Friday, December 19, 2008

Ponzi Economy

While Bernie Madoff was wrong to break the law and cheat wealthy, gullible people out of their money (and should be thrown in prison), Krugman's analogy between Madoff and the American Economy is Grade A CYA.
Yet surely I’m not the only person to ask the obvious question: How different, really, is Mr. Madoff’s tale from the story of the investment industry as a whole?

The financial services industry has claimed an ever-growing share of the nation’s income over the past generation, making the people who run the industry incredibly rich. Yet, at this point, it looks as if much of the industry has been destroying value, not creating it. And it’s not just a matter of money: the vast riches achieved by those who managed other people’s money have had a corrupting effect on our society as a whole.
The same could be said for the trades of academic finance and macroeconomics, graduates of which fill the nation's universities, government departments, and yes, banks. Bernie's fraud was of the straightforward kind, and while $50B is no small sum, it is still a trifle compared to the $6T or so (and counting) in real wealth destroyed by the fraud that is Academic Finance and Macroeconomics.

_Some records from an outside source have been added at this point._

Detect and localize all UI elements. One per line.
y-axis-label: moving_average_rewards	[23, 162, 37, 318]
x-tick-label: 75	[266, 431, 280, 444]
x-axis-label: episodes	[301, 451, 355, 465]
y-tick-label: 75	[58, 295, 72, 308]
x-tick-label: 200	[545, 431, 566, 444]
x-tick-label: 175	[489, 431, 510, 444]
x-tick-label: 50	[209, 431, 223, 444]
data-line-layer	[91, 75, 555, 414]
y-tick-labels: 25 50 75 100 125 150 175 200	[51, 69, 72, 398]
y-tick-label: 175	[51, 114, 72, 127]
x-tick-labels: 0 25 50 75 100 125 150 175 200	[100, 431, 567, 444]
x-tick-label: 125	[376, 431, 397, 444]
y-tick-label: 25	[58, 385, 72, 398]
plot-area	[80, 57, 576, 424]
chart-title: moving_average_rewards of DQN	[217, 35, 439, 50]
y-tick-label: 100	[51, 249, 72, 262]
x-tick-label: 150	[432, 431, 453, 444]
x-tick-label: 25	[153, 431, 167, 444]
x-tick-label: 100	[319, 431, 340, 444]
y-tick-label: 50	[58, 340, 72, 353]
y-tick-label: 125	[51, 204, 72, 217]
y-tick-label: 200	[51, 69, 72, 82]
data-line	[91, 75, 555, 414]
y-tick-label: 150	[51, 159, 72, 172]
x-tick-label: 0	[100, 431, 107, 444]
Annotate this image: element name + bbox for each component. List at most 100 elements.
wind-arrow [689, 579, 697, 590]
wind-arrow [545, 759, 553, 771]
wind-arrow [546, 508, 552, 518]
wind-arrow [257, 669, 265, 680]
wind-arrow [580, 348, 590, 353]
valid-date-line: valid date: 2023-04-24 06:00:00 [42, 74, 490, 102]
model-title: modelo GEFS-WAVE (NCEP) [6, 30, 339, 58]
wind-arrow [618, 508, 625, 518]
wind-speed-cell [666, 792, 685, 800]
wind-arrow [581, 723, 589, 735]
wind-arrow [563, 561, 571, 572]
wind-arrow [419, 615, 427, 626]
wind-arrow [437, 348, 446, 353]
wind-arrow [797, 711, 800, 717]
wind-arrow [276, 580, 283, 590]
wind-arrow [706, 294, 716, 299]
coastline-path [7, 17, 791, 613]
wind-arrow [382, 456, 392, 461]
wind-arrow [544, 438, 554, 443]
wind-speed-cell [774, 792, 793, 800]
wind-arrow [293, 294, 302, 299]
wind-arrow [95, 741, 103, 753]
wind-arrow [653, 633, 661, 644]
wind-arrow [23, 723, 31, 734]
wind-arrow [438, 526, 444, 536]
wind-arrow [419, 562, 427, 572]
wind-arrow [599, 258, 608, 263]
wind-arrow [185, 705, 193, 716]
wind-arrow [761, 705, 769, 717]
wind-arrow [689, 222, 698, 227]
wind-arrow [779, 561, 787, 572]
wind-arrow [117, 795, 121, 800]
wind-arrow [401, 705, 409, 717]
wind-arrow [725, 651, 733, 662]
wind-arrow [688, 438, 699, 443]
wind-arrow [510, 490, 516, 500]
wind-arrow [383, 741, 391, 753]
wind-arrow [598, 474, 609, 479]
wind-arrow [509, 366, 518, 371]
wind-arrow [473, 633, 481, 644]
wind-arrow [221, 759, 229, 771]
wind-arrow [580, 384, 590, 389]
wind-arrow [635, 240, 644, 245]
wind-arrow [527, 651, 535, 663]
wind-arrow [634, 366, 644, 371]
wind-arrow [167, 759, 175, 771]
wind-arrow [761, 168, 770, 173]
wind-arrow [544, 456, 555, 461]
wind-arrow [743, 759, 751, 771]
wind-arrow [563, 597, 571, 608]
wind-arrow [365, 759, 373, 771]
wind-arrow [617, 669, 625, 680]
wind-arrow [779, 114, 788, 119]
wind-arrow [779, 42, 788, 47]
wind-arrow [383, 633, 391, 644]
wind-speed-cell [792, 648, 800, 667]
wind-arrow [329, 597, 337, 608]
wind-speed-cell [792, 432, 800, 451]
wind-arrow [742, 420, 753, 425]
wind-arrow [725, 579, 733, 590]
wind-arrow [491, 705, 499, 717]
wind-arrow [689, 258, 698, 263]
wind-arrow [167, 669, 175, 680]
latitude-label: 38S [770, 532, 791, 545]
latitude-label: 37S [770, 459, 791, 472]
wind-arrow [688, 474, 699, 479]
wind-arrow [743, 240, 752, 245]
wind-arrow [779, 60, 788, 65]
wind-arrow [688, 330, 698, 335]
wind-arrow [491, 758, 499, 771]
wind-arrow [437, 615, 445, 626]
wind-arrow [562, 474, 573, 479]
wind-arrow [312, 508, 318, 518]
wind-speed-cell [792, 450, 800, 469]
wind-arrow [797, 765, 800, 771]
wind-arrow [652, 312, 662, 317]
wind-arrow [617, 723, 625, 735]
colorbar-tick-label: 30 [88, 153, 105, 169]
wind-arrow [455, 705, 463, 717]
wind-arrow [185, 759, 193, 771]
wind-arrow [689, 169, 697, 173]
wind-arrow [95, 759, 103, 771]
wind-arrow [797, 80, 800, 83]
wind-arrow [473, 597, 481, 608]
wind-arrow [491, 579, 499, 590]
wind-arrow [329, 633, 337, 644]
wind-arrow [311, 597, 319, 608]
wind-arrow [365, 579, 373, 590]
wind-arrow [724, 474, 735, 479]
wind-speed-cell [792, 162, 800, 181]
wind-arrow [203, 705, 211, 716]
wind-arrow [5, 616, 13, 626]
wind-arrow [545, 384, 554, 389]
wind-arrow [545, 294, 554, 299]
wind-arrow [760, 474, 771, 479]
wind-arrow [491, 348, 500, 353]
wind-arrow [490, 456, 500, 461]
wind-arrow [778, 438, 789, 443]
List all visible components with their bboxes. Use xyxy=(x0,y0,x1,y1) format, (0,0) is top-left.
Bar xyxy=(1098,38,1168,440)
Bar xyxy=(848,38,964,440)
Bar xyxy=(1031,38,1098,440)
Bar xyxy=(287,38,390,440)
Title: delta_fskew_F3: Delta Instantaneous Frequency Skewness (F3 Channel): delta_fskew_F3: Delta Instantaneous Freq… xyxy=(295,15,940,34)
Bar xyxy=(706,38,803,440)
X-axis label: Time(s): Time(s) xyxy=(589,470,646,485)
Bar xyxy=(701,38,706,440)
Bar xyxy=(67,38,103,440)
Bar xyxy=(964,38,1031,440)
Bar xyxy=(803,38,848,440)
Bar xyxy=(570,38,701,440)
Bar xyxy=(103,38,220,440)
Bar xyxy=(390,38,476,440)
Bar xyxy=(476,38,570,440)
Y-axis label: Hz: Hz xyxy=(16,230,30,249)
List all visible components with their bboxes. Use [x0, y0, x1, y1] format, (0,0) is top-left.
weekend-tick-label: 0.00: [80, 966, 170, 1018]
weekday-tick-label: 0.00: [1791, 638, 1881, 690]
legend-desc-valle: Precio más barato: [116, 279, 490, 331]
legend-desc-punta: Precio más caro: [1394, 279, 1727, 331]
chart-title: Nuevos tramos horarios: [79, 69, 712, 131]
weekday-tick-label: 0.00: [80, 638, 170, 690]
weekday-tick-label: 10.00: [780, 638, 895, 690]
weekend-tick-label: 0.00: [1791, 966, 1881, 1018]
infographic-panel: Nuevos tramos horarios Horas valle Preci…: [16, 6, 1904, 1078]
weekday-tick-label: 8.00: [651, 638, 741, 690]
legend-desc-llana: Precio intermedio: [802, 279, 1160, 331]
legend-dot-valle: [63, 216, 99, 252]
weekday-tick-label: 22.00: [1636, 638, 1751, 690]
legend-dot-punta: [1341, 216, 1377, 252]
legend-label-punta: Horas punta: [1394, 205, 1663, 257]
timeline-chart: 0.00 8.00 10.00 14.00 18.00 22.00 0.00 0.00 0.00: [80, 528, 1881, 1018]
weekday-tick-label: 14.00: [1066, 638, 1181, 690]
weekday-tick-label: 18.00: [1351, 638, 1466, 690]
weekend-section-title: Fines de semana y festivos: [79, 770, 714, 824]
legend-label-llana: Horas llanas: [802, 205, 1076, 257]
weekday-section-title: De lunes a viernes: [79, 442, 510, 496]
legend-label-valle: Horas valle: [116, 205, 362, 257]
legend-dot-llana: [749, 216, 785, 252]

The $6T loss was not caused by anyone breaking the law, it was caused by a system which is fundamentally, structurally unsound. And the people in charge with studying and designing this system had no clue. But the same individuals who had no idea what was going on pontificate at length -- after the fact -- about what went wrong, how to fix it, and who the winners and losers should be. It makes me nostalgic for Bernie.